Oriana scrubbed the bar counter, swallowing back a sob. Had she been cursed the way Tamara had? Her father certainly fit the troll’s description. And Oriana had been hardened like porous limestone and wept her share of tears. Like Old Bailey and Samuel, she believed in the old ways, in mermaids and sea monsters like the Morgawr off Falmouth Bay, Cornish giants, ghosts, ghouls, goblins, Old Nick, and piskies, creatures of the Druids. The bedrock beneath her feet was steeped with Celtic origins. To ignore legends and lore was the purest folly, especially when sickness hovered near and poverty and starvation were but a meal away.

Her pulse quickened. There was a lesson to be learned from Tamara’s story: those who lived in darkness could only change if they desired it. She glanced over at each of the nearly thirty men in the Roost, as well as a couple who’d arrived on the most recent jingle—a carriage that took travelers across the moors—as Old Bailey finished his tale.
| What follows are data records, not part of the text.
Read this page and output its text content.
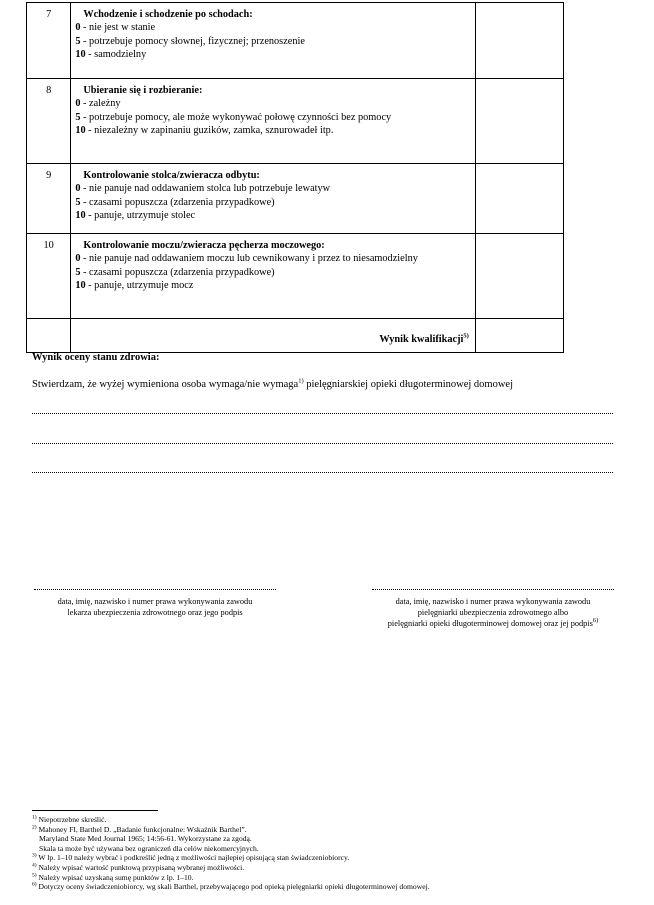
7	Wchodzenie i schodzenie po schodach:
0 - nie jest w stanie
5 - potrzebuje pomocy słownej, fizycznej; przenoszenie
10 - samodzielny	

8	Ubieranie się i rozbieranie:
0 - zależny
5 - potrzebuje pomocy, ale może wykonywać połowę czynności bez pomocy
10 - niezależny w zapinaniu guzików, zamka, sznurowadeł itp.	

9	Kontrolowanie stolca/zwieracza odbytu:
0 - nie panuje nad oddawaniem stolca lub potrzebuje lewatyw
5 - czasami popuszcza (zdarzenia przypadkowe)
10 - panuje, utrzymuje stolec	

10	Kontrolowanie moczu/zwieracza pęcherza moczowego:
0 - nie panuje nad oddawaniem moczu lub cewnikowany i przez to niesamodzielny
5 - czasami popuszcza (zdarzenia przypadkowe)
10 - panuje, utrzymuje mocz	

	Wynik kwalifikacji$^{5)}$	
Wynik oceny stanu zdrowia:
Stwierdzam, że wyżej wymieniona osoba wymaga/nie wymaga$^{1)}$ pielęgniarskiej opieki długoterminowej domowej
data, imię, nazwisko i numer prawa wykonywania zawodu
lekarza ubezpieczenia zdrowotnego oraz jego podpis
data, imię, nazwisko i numer prawa wykonywania zawodu
pielęgniarki ubezpieczenia zdrowotnego albo
pielęgniarki opieki długoterminowej domowej oraz jej podpis$^{6)}$
$^{1)}$ Niepotrzebne skreślić.
$^{2)}$ Mahoney FI, Barthel D. „Badanie funkcjonalne: Wskaźnik Barthel”.
Maryland State Med Journal 1965; 14:56-61. Wykorzystane za zgodą.
Skala ta może być używana bez ograniczeń dla celów niekomercyjnych.
$^{3)}$ W lp. 1–10 należy wybrać i podkreślić jedną z możliwości najlepiej opisującą stan świadczeniobiorcy.
$^{4)}$ Należy wpisać wartość punktową przypisaną wybranej możliwości.
$^{5)}$ Należy wpisać uzyskaną sumę punktów z lp. 1–10.
$^{6)}$ Dotyczy oceny świadczeniobiorcy, wg skali Barthel, przebywającego pod opieką pielęgniarki opieki długoterminowej domowej.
“Desiring not to be parted from Tamara, the two giants willingly joined her eternal fate. Three curses. Three great granite weepin’ stones that formed Cornwall’s borders, their tears turnin’ to streams and rivers that flow all the way to the Channel.”

Among her regular customers, there were those who frequented other establishments in Looe and Polperro, three of the Seaton brothers, fishermen celebrating a successful yield, tinners who’d abandoned the mine’s dark abyss for encouraging light, and mariners who frequented the Roost to sample the prize-winning ale she brewed in the cellar. The age-old agreement between her and the fishermen present meant that she’d have fresh pilchard pies to sell and serve, and sailors would soon have pickled fish to trade.

“Another round of ale,” shouted one of her regulars. “And be quick about it!”

She put her hands on her hips and narrowed her gaze on Dobby Benellack. “You’ll get your ale when I’m good and ready to carry it over to ye and not before.”

She knew how to run the Roost. It was hers. Each rugged, twisted beam hewed from aged wood had been distorted by seawater and rock, stockpiled in the caverns below with timber that had been washed ashore from wrecked ships. Every salvaged wooden surface harbored a secret, making her yearn to be similarly saved from her past, nourished, and cherished by a man who’d pick her out of the sea and love her just as much as she loved this unholiest of places.

She picked up a rag and attacked the counter once more, wiping it down as if she could erase her family’s evil deeds by doing so.

The die has been cast. I was born a Thorpe and will always be one.

How long would it be until she didn’t have to fear who would be on the other side of a door, in a shadowed hallway, or hiding in her bedchamber? If not for Reverend Pickering and his wife, who ran Talland Church, Oriana feared what she might have become.

Without any children to call her own, Mrs. Pickering had opened a school for orphans similar to the Dame School for Girls and the Castle Street School for Boys in Looe. The school was a joint effort patronized by the Earl of Pendrim and his family, the Seatons, near Porthallow. It was there that Mrs. Pickering had latched on to Oriana, teaching her reading and mathematics.

“Oriana!” Laughter reverberated from the front of the inn as her name was called out again.

“Comin’!” She flashed a grin at Girard and O’Malley, who raised their tankards in salute, alerting her that they were ready and waiting if she needed them to intervene.

Grateful for her avenging angels, Oriana put her cynicism and wariness aside as Old Bailey and Samuel lifted their fiddles to their chins. Necks and scrolls gyrating in rhythm, the old crowder and Samuel played in harmony, forming dueling scales, parrying and redoubling as they strummed and sang “Come to My Window.”